The way he’s looked at me lately or the lingering touch in the locker room, which did not go unnoticed, would make me believe otherwise. He likes me, and now he is embarrassed that I rejected him.

If he only knew how I spent Christmas break. I was alone, but also very not alone, depending on the time.

I don’t respond, not wanting to escalate the situation or draw further attention to my office with the door being open. Since I am also shit at confrontation, I change the subject, trying to ignore the throbbing feeling on the side of my face. “I just met with the twins, they are on track for a successful mid-term. They should be ready to go after spring break with no issues.” My lips tremble with each word, but I will not let him win. I will not cry in front of him or show weakness by holding my face.

Coach Taylor rolls his eyes at me, making me feel further belittled. This is an encounter I did not expect with him today, or ever, if I am being honest.

He turns and walks away from me. The floodgates open and my tears flow freely down my face.

Before he walks out of my office, Coach turns back around to face me. “I’m sorry, Banks. I was out of line. Your reaction, the rejection, caught me off guard and I reacted how I would if you were one of the guys on the team.” Coach Taylor doesn’t wait for a reply before turning back around and leaving. The audacity.

I let a deep breath out. I’m still in shock that he slapped me. He actually did it, he put his hands on me. When I stand up, my knees tremble, my hands shake, and my heart is racing as fast as my mind is. I reach the door to close it, but Hudson barges in, looking like he could rain terror down on this whole place. His eyes look almost black and his fists are clenched.

“What was that about? Did he do this to you? Did he make you cry, Banks? Why is your cheek red? Tell me.” He grabs both of my shoulders, walking me backwards.

I sniffle, unable to hold it in now that attention has been brought to my current state. My lip quivers, “It’s ok, Hudson. It’s been a long day and I am just being sensitive.”

His face hardens and he lets go of me, briskly walking out of my office. I hear him yelling, “Landon!” Ah shit.

They both walk back in seconds later.

Landon examines me, head to toe. “What’s this?”

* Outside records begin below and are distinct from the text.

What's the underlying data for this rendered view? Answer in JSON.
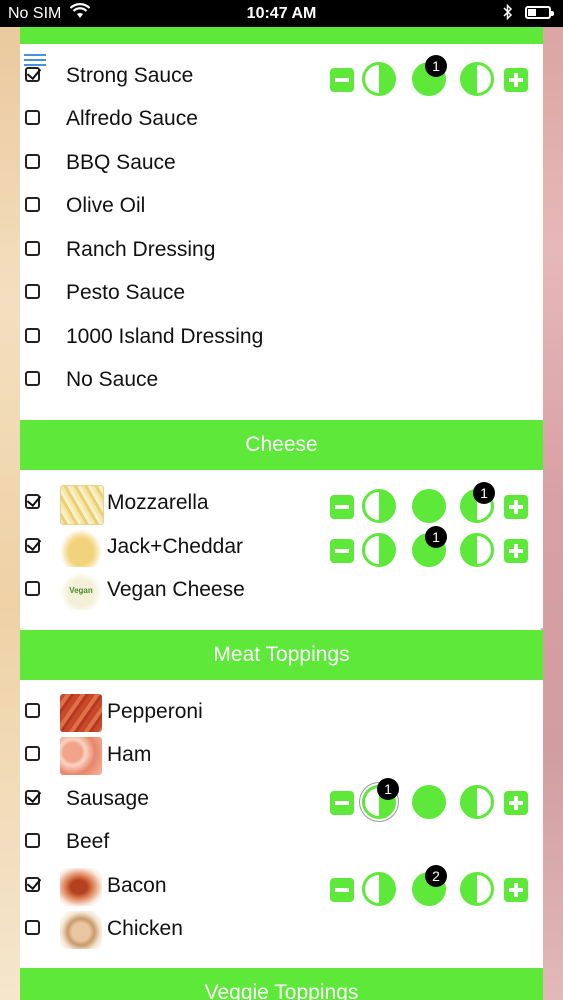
{
  "status_bar": {
    "carrier": "No SIM",
    "time": "10:47 AM"
  },
  "sections": {
    "cheese": {
      "title": "Cheese"
    },
    "meat": {
      "title": "Meat Toppings"
    },
    "veggie": {
      "title": "Veggie Toppings"
    }
  },
  "sauces": [
    {
      "label": "Strong Sauce",
      "checked": true,
      "badge": "1"
    },
    {
      "label": "Alfredo Sauce",
      "checked": false
    },
    {
      "label": "BBQ Sauce",
      "checked": false
    },
    {
      "label": "Olive Oil",
      "checked": false
    },
    {
      "label": "Ranch Dressing",
      "checked": false
    },
    {
      "label": "Pesto Sauce",
      "checked": false
    },
    {
      "label": "1000 Island Dressing",
      "checked": false
    },
    {
      "label": "No Sauce",
      "checked": false
    }
  ],
  "cheeses": [
    {
      "label": "Mozzarella",
      "checked": true,
      "badge": "1"
    },
    {
      "label": "Jack+Cheddar",
      "checked": true,
      "badge": "1"
    },
    {
      "label": "Vegan Cheese",
      "checked": false,
      "thumb_text": "Vegan"
    }
  ],
  "meats": [
    {
      "label": "Pepperoni",
      "checked": false
    },
    {
      "label": "Ham",
      "checked": false
    },
    {
      "label": "Sausage",
      "checked": true,
      "badge": "1"
    },
    {
      "label": "Beef",
      "checked": false
    },
    {
      "label": "Bacon",
      "checked": true,
      "badge": "2"
    },
    {
      "label": "Chicken",
      "checked": false
    }
  ],
  "colors": {
    "accent": "#5de83a",
    "badge": "#000000"
  },
  "icons": {
    "menu": "hamburger-icon",
    "minus": "minus-icon",
    "plus": "plus-icon",
    "left_half": "left-half-circle-icon",
    "whole": "whole-circle-icon",
    "right_half": "right-half-circle-icon",
    "wifi": "wifi-icon",
    "bluetooth": "bluetooth-icon",
    "battery": "battery-icon"
  }
}
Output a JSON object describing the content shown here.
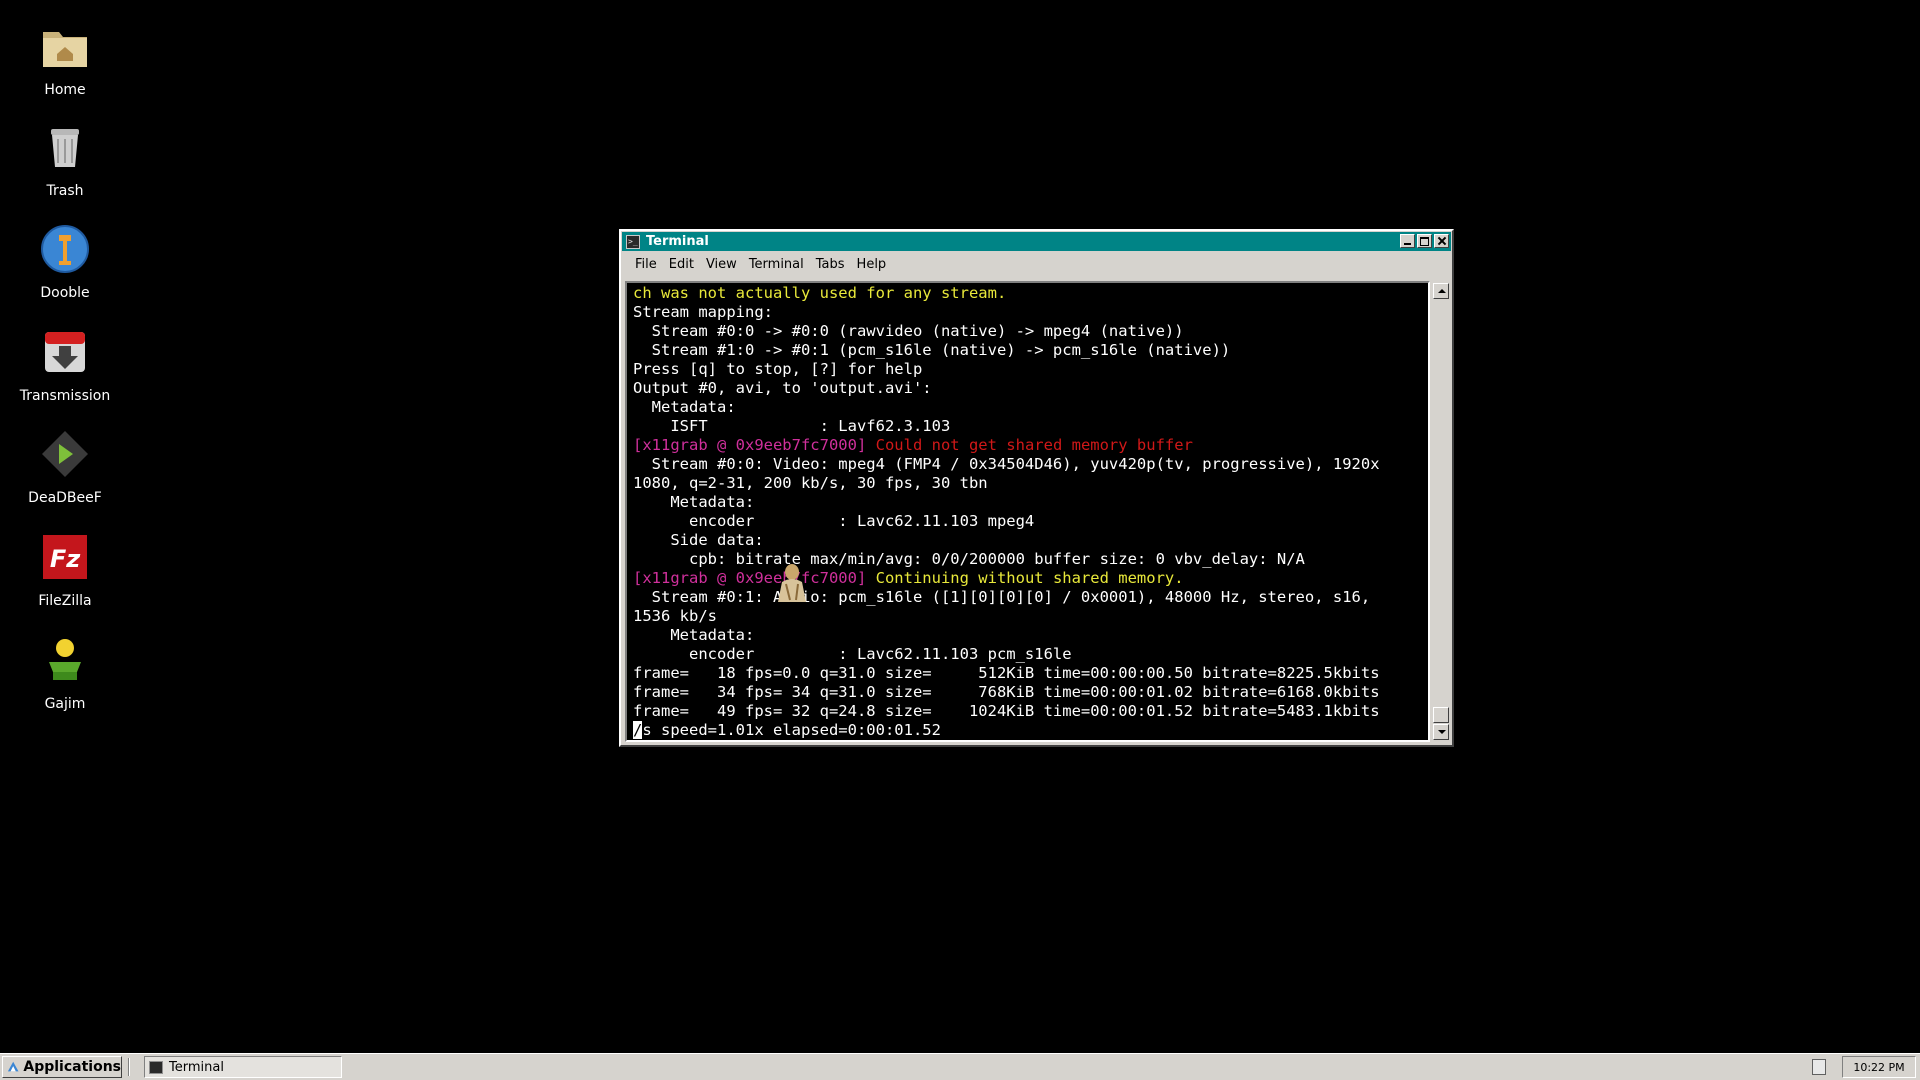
{
  "desktop": {
    "icons": [
      {
        "label": "Home",
        "icon": "home-folder-icon"
      },
      {
        "label": "Trash",
        "icon": "trash-icon"
      },
      {
        "label": "Dooble",
        "icon": "dooble-browser-icon"
      },
      {
        "label": "Transmission",
        "icon": "transmission-icon"
      },
      {
        "label": "DeaDBeeF",
        "icon": "deadbeef-player-icon"
      },
      {
        "label": "FileZilla",
        "icon": "filezilla-icon"
      },
      {
        "label": "Gajim",
        "icon": "gajim-icon"
      }
    ]
  },
  "window": {
    "title": "Terminal",
    "menu": [
      "File",
      "Edit",
      "View",
      "Terminal",
      "Tabs",
      "Help"
    ],
    "colors": {
      "titlebar": "#008486",
      "warning_yellow": "#e8e83a",
      "tag_magenta": "#d0309c",
      "error_red": "#d01818"
    }
  },
  "terminal": {
    "lines": [
      [
        {
          "t": "ch was not actually used for any stream.",
          "c": "yellow"
        }
      ],
      [
        {
          "t": "Stream mapping:",
          "c": "white"
        }
      ],
      [
        {
          "t": "  Stream #0:0 -> #0:0 (rawvideo (native) -> mpeg4 (native))",
          "c": "white"
        }
      ],
      [
        {
          "t": "  Stream #1:0 -> #0:1 (pcm_s16le (native) -> pcm_s16le (native))",
          "c": "white"
        }
      ],
      [
        {
          "t": "Press [q] to stop, [?] for help",
          "c": "white"
        }
      ],
      [
        {
          "t": "Output #0, avi, to 'output.avi':",
          "c": "white"
        }
      ],
      [
        {
          "t": "  Metadata:",
          "c": "white"
        }
      ],
      [
        {
          "t": "    ISFT            : Lavf62.3.103",
          "c": "white"
        }
      ],
      [
        {
          "t": "[x11grab @ 0x9eeb7fc7000] ",
          "c": "magenta"
        },
        {
          "t": "Could not get shared memory buffer",
          "c": "red"
        }
      ],
      [
        {
          "t": "  Stream #0:0: Video: mpeg4 (FMP4 / 0x34504D46), yuv420p(tv, progressive), 1920x",
          "c": "white"
        }
      ],
      [
        {
          "t": "1080, q=2-31, 200 kb/s, 30 fps, 30 tbn",
          "c": "white"
        }
      ],
      [
        {
          "t": "    Metadata:",
          "c": "white"
        }
      ],
      [
        {
          "t": "      encoder         : Lavc62.11.103 mpeg4",
          "c": "white"
        }
      ],
      [
        {
          "t": "    Side data:",
          "c": "white"
        }
      ],
      [
        {
          "t": "      cpb: bitrate max/min/avg: 0/0/200000 buffer size: 0 vbv_delay: N/A",
          "c": "white"
        }
      ],
      [
        {
          "t": "[x11grab @ 0x9eeb7fc7000] ",
          "c": "magenta"
        },
        {
          "t": "Continuing without shared memory.",
          "c": "yellow"
        }
      ],
      [
        {
          "t": "  Stream #0:1: Audio: pcm_s16le ([1][0][0][0] / 0x0001), 48000 Hz, stereo, s16,",
          "c": "white"
        }
      ],
      [
        {
          "t": "1536 kb/s",
          "c": "white"
        }
      ],
      [
        {
          "t": "    Metadata:",
          "c": "white"
        }
      ],
      [
        {
          "t": "      encoder         : Lavc62.11.103 pcm_s16le",
          "c": "white"
        }
      ],
      [
        {
          "t": "frame=   18 fps=0.0 q=31.0 size=     512KiB time=00:00:00.50 bitrate=8225.5kbits",
          "c": "white"
        }
      ],
      [
        {
          "t": "frame=   34 fps= 34 q=31.0 size=     768KiB time=00:00:01.02 bitrate=6168.0kbits",
          "c": "white"
        }
      ],
      [
        {
          "t": "frame=   49 fps= 32 q=24.8 size=    1024KiB time=00:00:01.52 bitrate=5483.1kbits",
          "c": "white"
        }
      ],
      [
        {
          "t": "/",
          "c": "cursor"
        },
        {
          "t": "s speed=1.01x elapsed=0:00:01.52",
          "c": "white"
        }
      ]
    ]
  },
  "taskbar": {
    "applications_label": "Applications",
    "tasks": [
      {
        "label": "Terminal",
        "icon": "terminal-icon"
      }
    ],
    "clock": "10:22 PM"
  }
}
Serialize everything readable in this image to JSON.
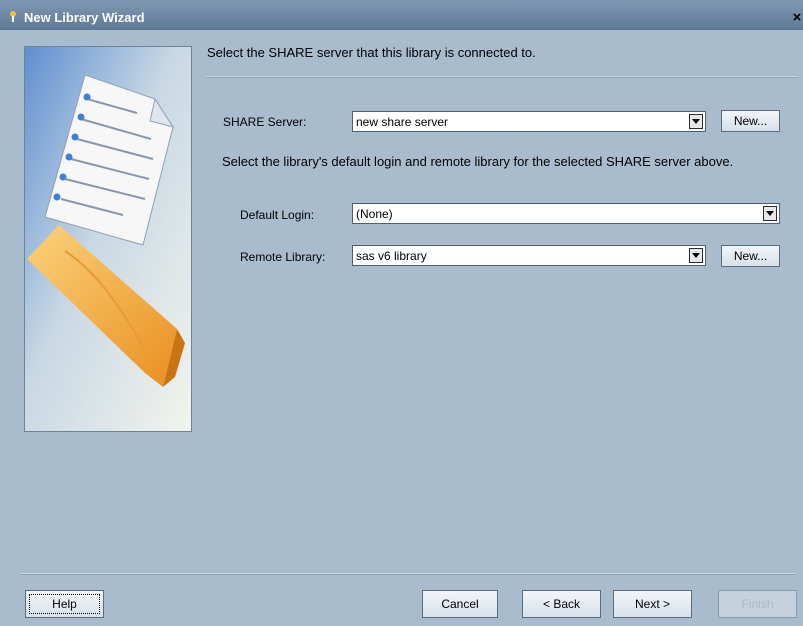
{
  "window": {
    "title": "New Library Wizard",
    "close_label": "×"
  },
  "heading": "Select the SHARE server that this library is connected to.",
  "share_server": {
    "label": "SHARE Server:",
    "value": "new share server",
    "new_button": "New..."
  },
  "description": "Select the library's default login and remote library for the selected SHARE server above.",
  "default_login": {
    "label": "Default Login:",
    "value": "(None)"
  },
  "remote_library": {
    "label": "Remote Library:",
    "value": "sas v6 library",
    "new_button": "New..."
  },
  "buttons": {
    "help": "Help",
    "cancel": "Cancel",
    "back": "< Back",
    "next": "Next >",
    "finish": "Finish"
  },
  "colors": {
    "background": "#a8bccd",
    "titlebar": "#6f8aa6",
    "accent_orange": "#f2a23a"
  }
}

Shaking my head, I put my hands up. “It’s fine. He apologized and there is nothing to worry about. It’s been a long day and like I told Hudson, I am feeling over sensitive.”

Hudson shakes his head, “No. I don’t accept that. No one takes that tone with you. No one speaks to you like that. No one puts their fucking hands on you. Only we can. Only ever us.”

Coach walks back in, he must have heard the boys. “What are you two doing in here?” Hudson’s face is full of rage. He is seeing red. I know that look. It’s dangerous. His eyes are blackened and focused on his target, Coach Taylor.

“I heard how you spoke to her. Is that your handprint on her? Did you fucking mark her? It’s one thing to treat us like shit, but not her. Never. Fucking. HER!” Hudson is shouting.

He takes a step forward. Shit.

Landon interferes, stepping in front of his brother, and in the blink of an eye, his fist connects with Coach's jaw.